Michael Tashji/Taos News

Sixth-grader Amaya Struck, shown with her city model. Her team 'Eclipse’ won two awards for their planned city on the moon in a recent ‘Future City’ STEM competition.

Taos Charter School students won multiple awards in a national STEM competition recently.

The two teams of sixth-graders were comprised of all girls.

‘Future City’ teaches science, technology, engineering and math to sixth-, seventh- and eighth-graders by challenging them to design and build sustainable cities of the future. The 2020-21 theme was ‘Living on the Moon.’

The DiscoverE organization began the competition in 1992. Today, it serves around 40,000 students.

“The competition is arranged by Los Alamos National Laboratory and Sandia [National] Laboratories. They put out the theme for each year in September,” said Avery Blair, a sixth-grade teacher at Taos Charter School who led her students through the months-long competition.

“Students start to learn about the engineering process, teamwork and how to create a sustainable city, but 100 years in the future,” said Blair.

“There’s a dome protecting the city,” said Amaya Struck, a sixth-grader at Taos Charter School and a member of team ‘Eclipse,’ which won second place overall out of 20 regional teams competing across New Mexico. Her team also received an award for Best Essay.

“Our housing is underground, and all of our jobs and hospitals and everything there is on top,” Struck, 11, continued. “How we get around in our city is the vaporizing stations, and our high speed train.”

Struck worked remotely with her two teammates, sixth-graders Annaleigh Schreiber and Jaeda Blair, during their daily Science Block, a one-hour lesson devoted to the competition, led by Blair and Enhancement teacher Stephanie Daffron.

“We all had divided responsibilities," said Jaeda Blair, 11, Avery’s daughter. "We all researched an equal amount, and had our assigned paragraphs for the essay. But the biggest part I played was doing the industrial and manufacturing section of the model.”

The girls had wanted to create a single model, but decided with the COVID-19 pandemic, it would prove too difficult to pass it around. Instead, each team member took a section of the city – residential, commercial and industrial.

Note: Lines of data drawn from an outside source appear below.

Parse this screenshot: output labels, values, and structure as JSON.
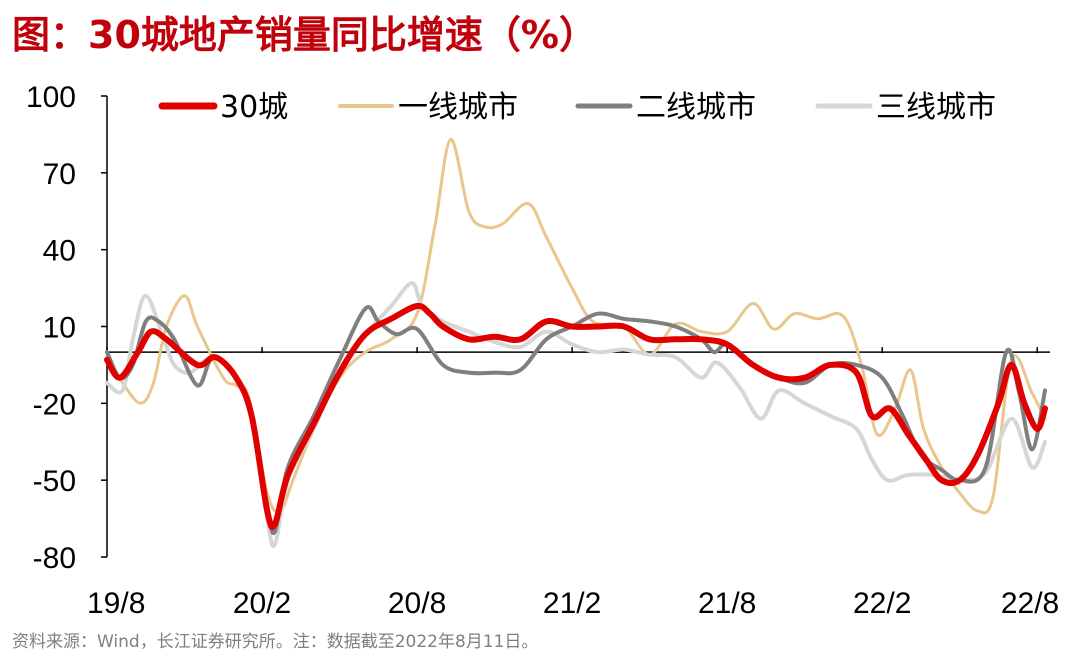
{
  "title": "图：30城地产销量同比增速（%）",
  "source": "资料来源：Wind，长江证券研究所。注：数据截至2022年8月11日。",
  "chart_data": {
    "type": "line",
    "title": "图：30城地产销量同比增速（%）",
    "ylim": [
      -80,
      100
    ],
    "yticks": [
      100,
      70,
      40,
      10,
      -20,
      -50,
      -80
    ],
    "xlim": [
      0,
      36.3
    ],
    "xticks": [
      {
        "label": "19/8",
        "x": 0
      },
      {
        "label": "20/2",
        "x": 6
      },
      {
        "label": "20/8",
        "x": 12
      },
      {
        "label": "21/2",
        "x": 18
      },
      {
        "label": "21/8",
        "x": 24
      },
      {
        "label": "22/2",
        "x": 30
      },
      {
        "label": "22/8",
        "x": 36
      }
    ],
    "legend_position": "top",
    "series": [
      {
        "name": "一线城市",
        "color": "#e9c78c",
        "width": 3,
        "points": [
          [
            0,
            -2
          ],
          [
            0.6,
            -12
          ],
          [
            1.3,
            -20
          ],
          [
            1.8,
            -12
          ],
          [
            2.3,
            10
          ],
          [
            3,
            22
          ],
          [
            3.5,
            10
          ],
          [
            4.5,
            -10
          ],
          [
            5,
            -13
          ],
          [
            5.5,
            -18
          ],
          [
            6.2,
            -55
          ],
          [
            6.7,
            -62
          ],
          [
            7.2,
            -50
          ],
          [
            8,
            -30
          ],
          [
            9,
            -10
          ],
          [
            10,
            0
          ],
          [
            11,
            5
          ],
          [
            12,
            15
          ],
          [
            12.7,
            50
          ],
          [
            13.3,
            83
          ],
          [
            14.0,
            55
          ],
          [
            14.6,
            49
          ],
          [
            15.3,
            50
          ],
          [
            16.3,
            58
          ],
          [
            17.0,
            45
          ],
          [
            18.0,
            25
          ],
          [
            18.8,
            12
          ],
          [
            20,
            10
          ],
          [
            21,
            -1
          ],
          [
            22,
            11
          ],
          [
            23,
            8
          ],
          [
            24,
            8
          ],
          [
            25,
            19
          ],
          [
            25.8,
            9
          ],
          [
            26.6,
            15
          ],
          [
            27.5,
            13
          ],
          [
            28.5,
            14
          ],
          [
            29.2,
            -5
          ],
          [
            29.8,
            -32
          ],
          [
            30.5,
            -22
          ],
          [
            31.1,
            -7
          ],
          [
            31.6,
            -30
          ],
          [
            32.3,
            -45
          ],
          [
            33,
            -55
          ],
          [
            33.7,
            -62
          ],
          [
            34.3,
            -56
          ],
          [
            35.0,
            -3
          ],
          [
            35.8,
            -16
          ],
          [
            36.3,
            -26
          ]
        ]
      },
      {
        "name": "三线城市",
        "color": "#d6d6d6",
        "width": 4,
        "points": [
          [
            0,
            -12
          ],
          [
            0.6,
            -15
          ],
          [
            1.0,
            5
          ],
          [
            1.5,
            22
          ],
          [
            2.2,
            5
          ],
          [
            2.6,
            -5
          ],
          [
            3.2,
            -8
          ],
          [
            4.1,
            -2
          ],
          [
            5.0,
            -10
          ],
          [
            5.6,
            -25
          ],
          [
            6.2,
            -65
          ],
          [
            6.5,
            -75
          ],
          [
            7.0,
            -50
          ],
          [
            8,
            -30
          ],
          [
            9,
            -7
          ],
          [
            10,
            7
          ],
          [
            11,
            18
          ],
          [
            11.8,
            27
          ],
          [
            12.2,
            18
          ],
          [
            13.0,
            12
          ],
          [
            14.0,
            8
          ],
          [
            15.0,
            4
          ],
          [
            16.0,
            2
          ],
          [
            17.0,
            8
          ],
          [
            18.0,
            3
          ],
          [
            19.0,
            0
          ],
          [
            20.0,
            1
          ],
          [
            21.0,
            -1
          ],
          [
            22.0,
            -2
          ],
          [
            23.0,
            -10
          ],
          [
            23.6,
            -4
          ],
          [
            24.5,
            -14
          ],
          [
            25.3,
            -26
          ],
          [
            26.0,
            -15
          ],
          [
            27.0,
            -20
          ],
          [
            28.0,
            -25
          ],
          [
            29.0,
            -30
          ],
          [
            29.6,
            -42
          ],
          [
            30.2,
            -50
          ],
          [
            31,
            -48
          ],
          [
            32,
            -48
          ],
          [
            33,
            -50
          ],
          [
            34,
            -47
          ],
          [
            35.0,
            -26
          ],
          [
            35.8,
            -45
          ],
          [
            36.3,
            -35
          ]
        ]
      },
      {
        "name": "二线城市",
        "color": "#7f7f7f",
        "width": 4,
        "points": [
          [
            0,
            0
          ],
          [
            0.5,
            -10
          ],
          [
            1.0,
            -5
          ],
          [
            1.5,
            12
          ],
          [
            2.0,
            12
          ],
          [
            2.6,
            5
          ],
          [
            3.5,
            -13
          ],
          [
            4.1,
            -2
          ],
          [
            5.0,
            -10
          ],
          [
            5.6,
            -25
          ],
          [
            6.2,
            -60
          ],
          [
            6.5,
            -70
          ],
          [
            7.0,
            -45
          ],
          [
            8,
            -25
          ],
          [
            9,
            -3
          ],
          [
            10,
            17
          ],
          [
            10.5,
            12
          ],
          [
            11.2,
            7
          ],
          [
            12,
            9
          ],
          [
            13,
            -5
          ],
          [
            14,
            -8
          ],
          [
            15,
            -8
          ],
          [
            16,
            -7
          ],
          [
            17,
            5
          ],
          [
            18,
            10
          ],
          [
            19,
            15
          ],
          [
            20,
            13
          ],
          [
            21,
            12
          ],
          [
            22,
            10
          ],
          [
            23,
            5
          ],
          [
            23.5,
            0
          ],
          [
            24,
            3
          ],
          [
            25,
            -5
          ],
          [
            26,
            -10
          ],
          [
            27,
            -12
          ],
          [
            28,
            -5
          ],
          [
            29,
            -5
          ],
          [
            30,
            -10
          ],
          [
            30.8,
            -25
          ],
          [
            31.5,
            -40
          ],
          [
            32.3,
            -46
          ],
          [
            33.0,
            -50
          ],
          [
            34.0,
            -45
          ],
          [
            34.8,
            0
          ],
          [
            35.3,
            -16
          ],
          [
            35.8,
            -38
          ],
          [
            36.3,
            -15
          ]
        ]
      },
      {
        "name": "30城",
        "color": "#e00000",
        "width": 6,
        "points": [
          [
            0,
            -3
          ],
          [
            0.5,
            -10
          ],
          [
            1.2,
            0
          ],
          [
            1.7,
            8
          ],
          [
            2.3,
            5
          ],
          [
            3.5,
            -5
          ],
          [
            4.2,
            -2
          ],
          [
            5.0,
            -10
          ],
          [
            5.6,
            -25
          ],
          [
            6.2,
            -62
          ],
          [
            6.5,
            -67
          ],
          [
            7.0,
            -48
          ],
          [
            8,
            -28
          ],
          [
            9,
            -8
          ],
          [
            10,
            7
          ],
          [
            11,
            13
          ],
          [
            12,
            18
          ],
          [
            12.5,
            15
          ],
          [
            13,
            10
          ],
          [
            14,
            5
          ],
          [
            15,
            6
          ],
          [
            16,
            5
          ],
          [
            17,
            12
          ],
          [
            18,
            10
          ],
          [
            19,
            10
          ],
          [
            20,
            10
          ],
          [
            21,
            5
          ],
          [
            22,
            5
          ],
          [
            23,
            5
          ],
          [
            24,
            3
          ],
          [
            25,
            -5
          ],
          [
            26,
            -10
          ],
          [
            27,
            -10
          ],
          [
            28,
            -5
          ],
          [
            29,
            -8
          ],
          [
            29.6,
            -25
          ],
          [
            30.3,
            -22
          ],
          [
            31,
            -32
          ],
          [
            31.7,
            -42
          ],
          [
            32.3,
            -50
          ],
          [
            33,
            -50
          ],
          [
            33.7,
            -40
          ],
          [
            34.5,
            -20
          ],
          [
            35.0,
            -5
          ],
          [
            35.5,
            -20
          ],
          [
            36.0,
            -30
          ],
          [
            36.3,
            -22
          ]
        ]
      }
    ],
    "legend": [
      {
        "name": "30城",
        "color": "#e00000",
        "width": 6
      },
      {
        "name": "一线城市",
        "color": "#e9c78c",
        "width": 3
      },
      {
        "name": "二线城市",
        "color": "#7f7f7f",
        "width": 4
      },
      {
        "name": "三线城市",
        "color": "#d6d6d6",
        "width": 4
      }
    ]
  }
}
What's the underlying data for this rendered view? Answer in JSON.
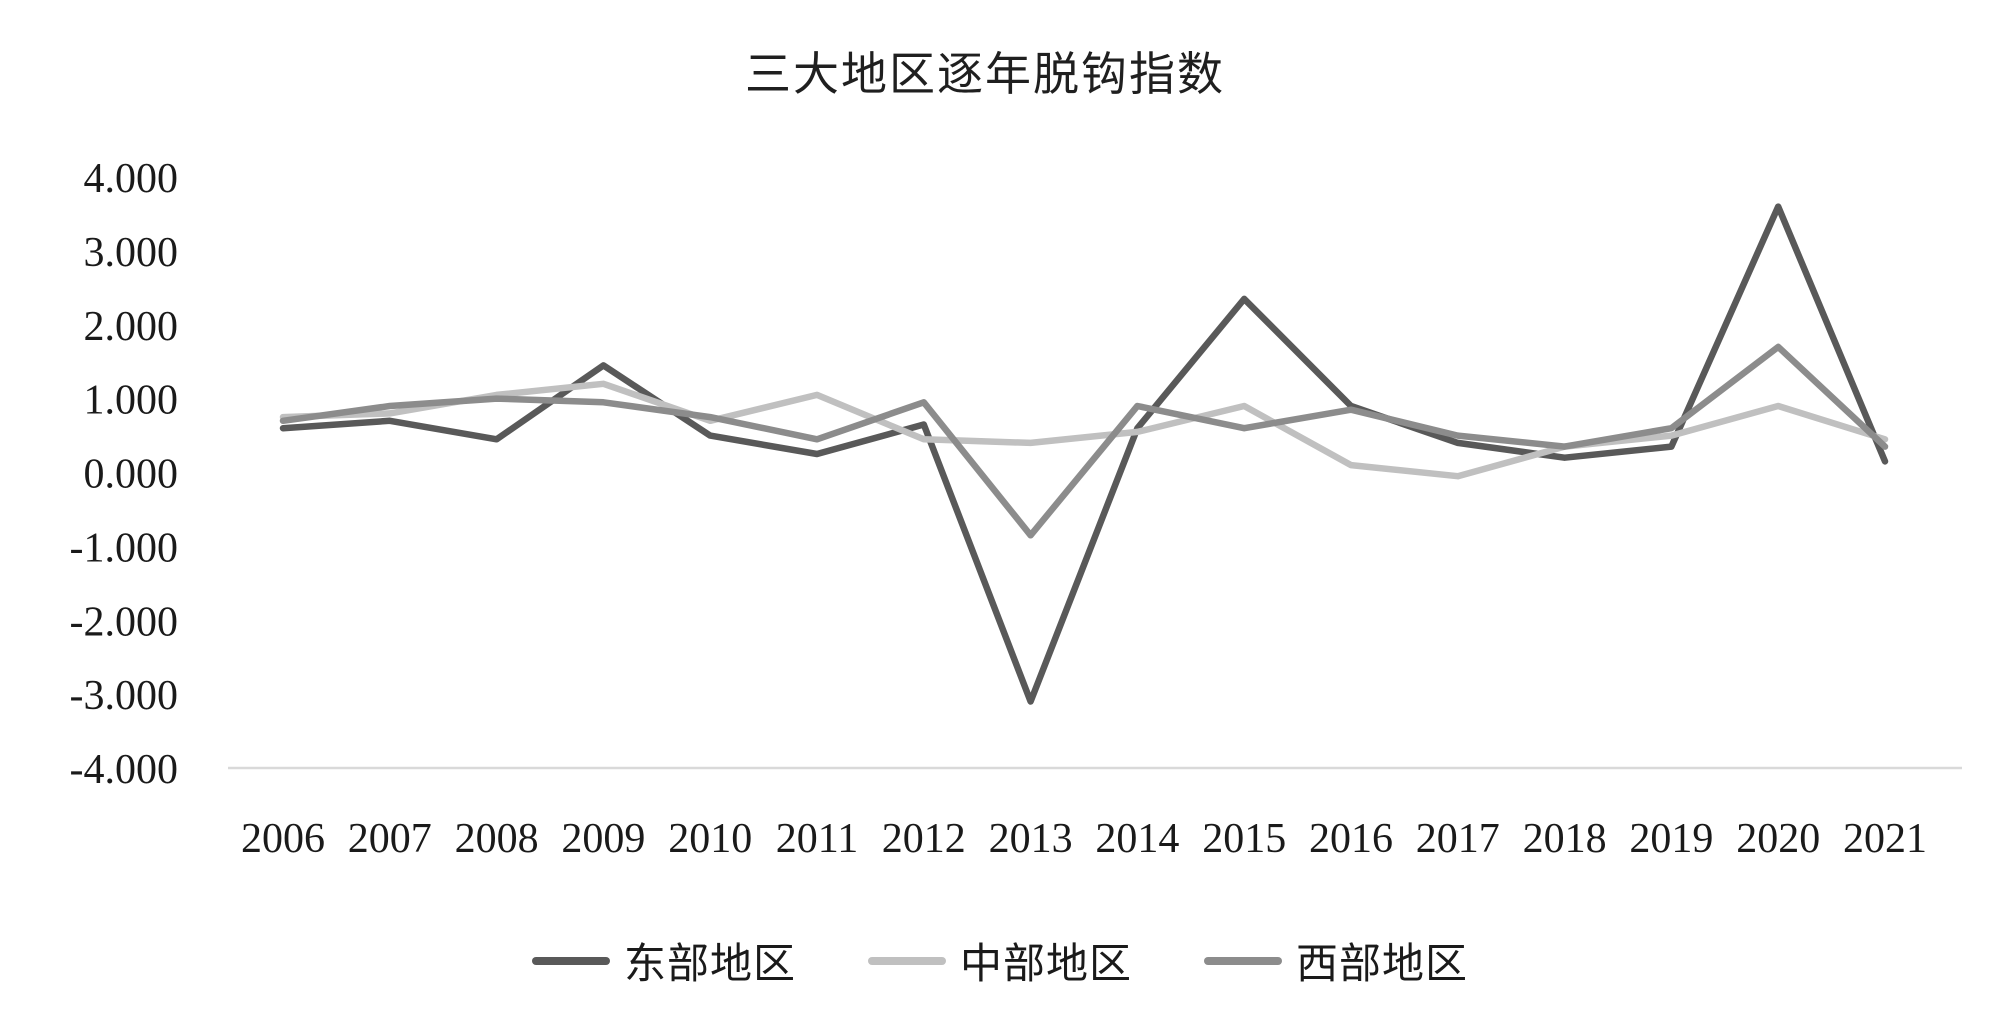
{
  "chart_data": {
    "type": "line",
    "title": "三大地区逐年脱钩指数",
    "x": [
      2006,
      2007,
      2008,
      2009,
      2010,
      2011,
      2012,
      2013,
      2014,
      2015,
      2016,
      2017,
      2018,
      2019,
      2020,
      2021
    ],
    "series": [
      {
        "name": "东部地区",
        "color": "#595959",
        "values": [
          0.6,
          0.7,
          0.45,
          1.45,
          0.5,
          0.25,
          0.65,
          -3.1,
          0.6,
          2.35,
          0.9,
          0.4,
          0.2,
          0.35,
          3.6,
          0.15
        ]
      },
      {
        "name": "中部地区",
        "color": "#c0c0c0",
        "values": [
          0.75,
          0.8,
          1.05,
          1.2,
          0.7,
          1.05,
          0.45,
          0.4,
          0.55,
          0.9,
          0.1,
          -0.05,
          0.35,
          0.5,
          0.9,
          0.45
        ]
      },
      {
        "name": "西部地区",
        "color": "#8c8c8c",
        "values": [
          0.7,
          0.9,
          1.0,
          0.95,
          0.75,
          0.45,
          0.95,
          -0.85,
          0.9,
          0.6,
          0.85,
          0.5,
          0.35,
          0.6,
          1.7,
          0.35
        ]
      }
    ],
    "ylim": [
      -4,
      4
    ],
    "yticks": [
      4,
      3,
      2,
      1,
      0,
      -1,
      -2,
      -3,
      -4
    ],
    "ytick_labels": [
      "4.000",
      "3.000",
      "2.000",
      "1.000",
      "0.000",
      "-1.000",
      "-2.000",
      "-3.000",
      "-4.000"
    ],
    "xtick_labels": [
      "2006",
      "2007",
      "2008",
      "2009",
      "2010",
      "2011",
      "2012",
      "2013",
      "2014",
      "2015",
      "2016",
      "2017",
      "2018",
      "2019",
      "2020",
      "2021"
    ],
    "grid": false,
    "legend_position": "bottom",
    "axis_line_color": "#d9d9d9"
  }
}
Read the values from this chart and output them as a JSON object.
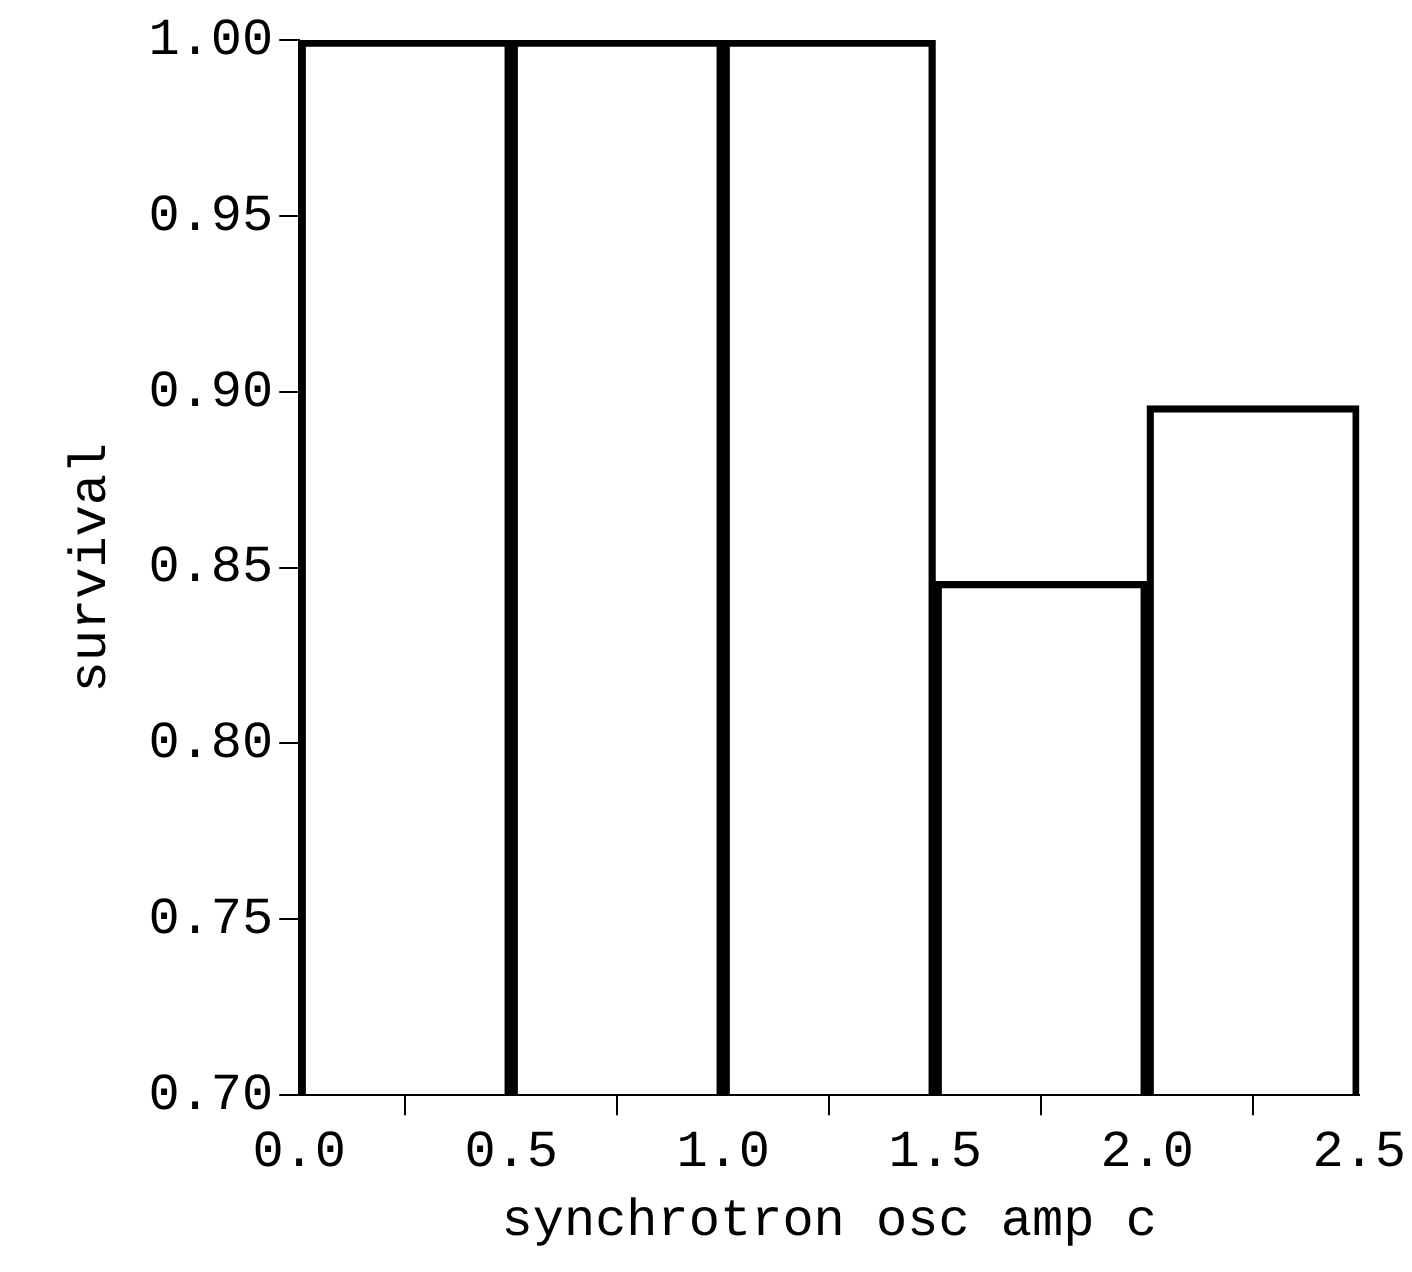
{
  "chart_data": {
    "type": "histogram",
    "xlabel": "synchrotron osc amp c",
    "ylabel": "survival",
    "bins": [
      0,
      0.5,
      1.0,
      1.5,
      2.0,
      2.5
    ],
    "values": [
      1.0,
      1.0,
      1.0,
      0.846,
      0.896
    ],
    "color": "#000000",
    "xlim": [
      0,
      2.5
    ],
    "xticks": [
      {
        "value": 0,
        "label": "0.0"
      },
      {
        "value": 0.5,
        "label": "0.5"
      },
      {
        "value": 1,
        "label": "1.0"
      },
      {
        "value": 1.5,
        "label": "1.5"
      },
      {
        "value": 2,
        "label": "2.0"
      },
      {
        "value": 2.5,
        "label": "2.5"
      }
    ],
    "ylim": [
      0.7,
      1.0
    ],
    "yticks": [
      {
        "value": 0.7,
        "label": "0.70"
      },
      {
        "value": 0.75,
        "label": "0.75"
      },
      {
        "value": 0.8,
        "label": "0.80"
      },
      {
        "value": 0.85,
        "label": "0.85"
      },
      {
        "value": 0.9,
        "label": "0.90"
      },
      {
        "value": 0.95,
        "label": "0.95"
      },
      {
        "value": 1.0,
        "label": "1.00"
      }
    ],
    "grid": false,
    "legend": false
  }
}
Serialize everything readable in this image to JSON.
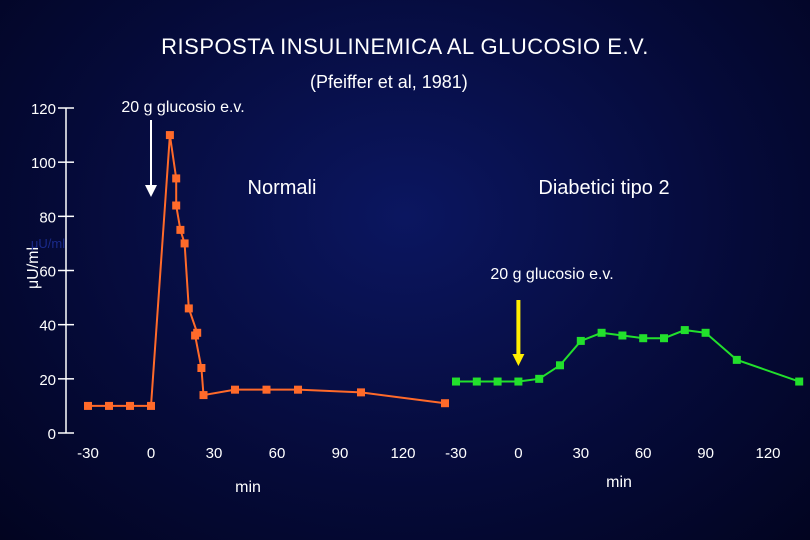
{
  "title": "RISPOSTA INSULINEMICA AL GLUCOSIO E.V.",
  "subtitle": "(Pfeiffer et al, 1981)",
  "colors": {
    "normali": "#ff6a2a",
    "diabetici": "#22e02c",
    "arrow": "#ffee00",
    "text": "#ffffff",
    "axis": "#ffffff"
  },
  "chart_data": [
    {
      "type": "line",
      "title": "Normali",
      "annotation": "20 g glucosio e.v.",
      "annotation_x": 0,
      "xlabel": "min",
      "ylabel": "μU/ml",
      "ylabel_ghost": "μU/ml",
      "xlim": [
        -30,
        120
      ],
      "ylim": [
        0,
        120
      ],
      "xticks": [
        -30,
        0,
        30,
        60,
        90,
        120
      ],
      "yticks": [
        0,
        20,
        40,
        60,
        80,
        100,
        120
      ],
      "series": [
        {
          "name": "Normali",
          "x": [
            -30,
            -20,
            -10,
            0,
            9,
            12,
            12,
            14,
            16,
            18,
            22,
            21,
            24,
            25,
            40,
            55,
            70,
            100,
            140
          ],
          "y": [
            10,
            10,
            10,
            10,
            110,
            94,
            84,
            75,
            70,
            46,
            37,
            36,
            24,
            14,
            16,
            16,
            16,
            15,
            11
          ]
        }
      ]
    },
    {
      "type": "line",
      "title": "Diabetici tipo 2",
      "annotation": "20 g glucosio e.v.",
      "annotation_x": 0,
      "xlabel": "min",
      "xlim": [
        -30,
        120
      ],
      "ylim": [
        0,
        120
      ],
      "xticks": [
        -30,
        0,
        30,
        60,
        90,
        120
      ],
      "series": [
        {
          "name": "Diabetici tipo 2",
          "x": [
            -30,
            -20,
            -10,
            0,
            10,
            20,
            30,
            40,
            50,
            60,
            70,
            80,
            90,
            105,
            135
          ],
          "y": [
            19,
            19,
            19,
            19,
            20,
            25,
            34,
            37,
            36,
            35,
            35,
            38,
            37,
            27,
            19
          ]
        }
      ]
    }
  ]
}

Competing teams must complete five deliverables – a 1,500 word essay, a model built from recycled material, a project plan, a slideshow and Q&A presentations to a panel of judges at the regional competition, held Saturday (Feb. 13) and Sunday (Feb. 14). Due to COVID-19 restrictions, the competition was held online.

“Inside the dome, we were able to produce oxygen,” said Schreiber, 11. “So the plants are able to grow. And the plants also produce oxygen, so it’s really good for the city.”

In order to protect the future city dwellers, team ‘Eclipse’ built their dome from titanium, stretched enough to be transparent, but still strong.

“I learned about a bunch of moon hazards that I didn’t know about before. I thought those were all very fascinating,” said Schreiber.“Moon dust, radiation, meteor showers, space debris.” As it turns out, the moon also has moonquakes.

Other innovations included a solar-powered, high-speed train and holograms to communicate with one another. Also, ‘Eclipse’ was strictly vegetarian, since there was not enough land for grazing animals.

This marks the second year that Blair and Daffron have led their class in the ‘Future City’ competition, though Taos Charter School has participated in it for many years. Some students chose to work on the project alone, and only two teams from the school decided to compete at the state level.

The other team, ‘Apollo City,’ included sixth-graders Ava Collignon, Lili Hart, Maliha Gonzales and Alyanna Archuleta. They won an award for "Best City Layout and Moving Part" for their model, and finished in the top five teams, winning Honorable Mention because of a rule that stipulates two teams from the same school cannot compete in the final five presentations.

“I thought it was super fun,” said Blair. “It was stressful, though. We had deadlines for everything.”

Asked how she now sees the moon when she looks up in the sky, Blair replied, “Yeah, I really see how complicated and complex it is. I really do see it differently.”